Trata-se de uma história em que se amalgamaram a grandeza e a perseguição, as alegrias e as amarguras. Quantas vezes os filhos e filhas da Arménia clamaram ao Senhor com as palavras dilacerantes de São Gregório de Narek:  "Imploro-vos agora, ó Senhor, a Vós que remistes as almas prostradas pela aflição diante de uma enfermidade grave e angustiosa. Não acrescenteis ulteriores sofrimentos às minhas lamentações; estou ferido, não me transpasseis; já estou a ser castigado, não me condeneis; sou maltratado, não me tormenteis! Não me envieis para o exílio, porque já sofro a perseguição!" (The Book of Prayer, XVII). A Igreja arménia pagou um preço muito elevado pela sua fidelidade ao Evangelho de Jesus Cristo! Na Comemoração Ecuménica das Testemunhas da Fé do Século XX, realizada no dia 7 de Maio deste ano, lembrámos de maneira especial os imensos sofrimentos do povo arménio. Uma vez mais, estou grato a Vossa Santidade por ter desejado participar nessa Liturgia na pessoa do seu representante. Com efeito, "o ecumenismo dos santos e dos mártires é talvez o mais persuasivo. A communio sanctorum fala com voz mais alta que os factores de divisão" (Carta Apostólica Tertio millennio adveniente, 37).

Graças a Deus, a Arménia encontrou uma renovada liberdade e reconquistou a independência. Não obstante, os arménios ainda estão a enfrentar desafios enormes. A níveis social e económico, as regiões duramente atingidas pelo terremoto de 1988 ainda devem restabelecer-se, e a indústria e o comércio do País hão-de ser revivificados. Quanto aos níveis cultural e religioso, ainda há muito a fazer para preencher o vazio espiritual deixado atrás por uma ideologia ateísta e colectivista. As expectativas são muito altas, mas as dificuldades são também numerosas. Faço votos por que, com a sua rica diversidade, o povo arménio encontre maneiras de enfrentar estes desafios com um sentido de compromisso compartilhado por todos. Chegou a hora da liberdade, e este é o tempo da solidariedade. A Igreja católica quer permanecer ao lado da Igreja apostólica arménia, a fim de assistir no seu ministério espiritual e pastoral em benefício do povo da Arménia, no absoluto respeito pelo seu estilo de vida e pela sua identidade característica. É para isto que o Senhor nos está a chamar, e não podemos desconsiderar as ocasiões que o Espírito nos oferece para trabalharmos juntos e darmos um testemunho comum.
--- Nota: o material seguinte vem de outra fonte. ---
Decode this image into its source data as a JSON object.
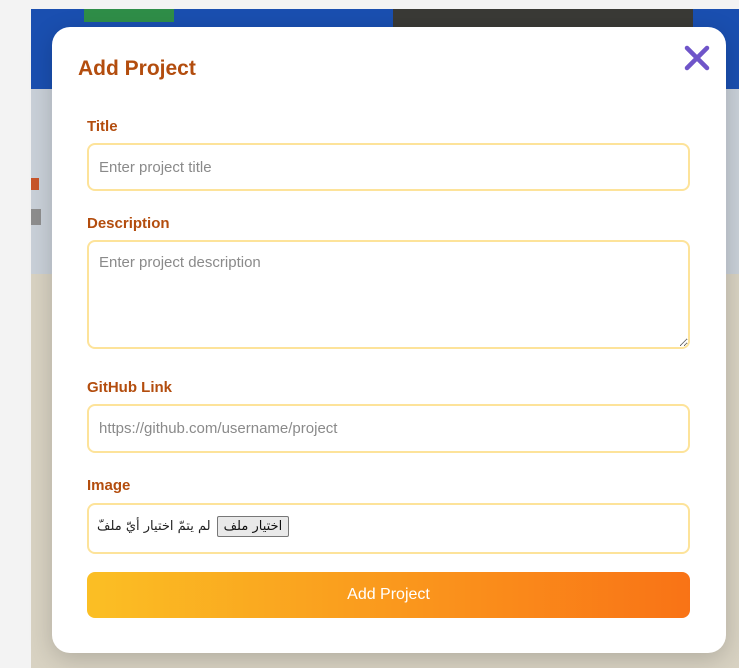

Estimados e veneráveis Irmãos em Cristo, rezemos ao Senhor a fim de que a vossa peregrinação aos Túmulos dos Apóstolos Pedro e Paulo, bem como esta primeira visita de Vossa Santidade à Sé do Sucessor de Pedro fotaleçam os vínculos existentes entre a Igreja católica e a Igreja apostólica arménia. Oremos juntos para que a comunhão que estamos a experimentar hoje abra novos caminhos rumo à paz e à reconciliação entre nós.

Oxalá a santíssima Mãe de Deus proteja a Igreja da Arménia onde quer que os cristãos arménios dêem testemunho da verdade segundo a qual Jesus Cristo é o Senhor ontem, hoje e para toda a eternidade.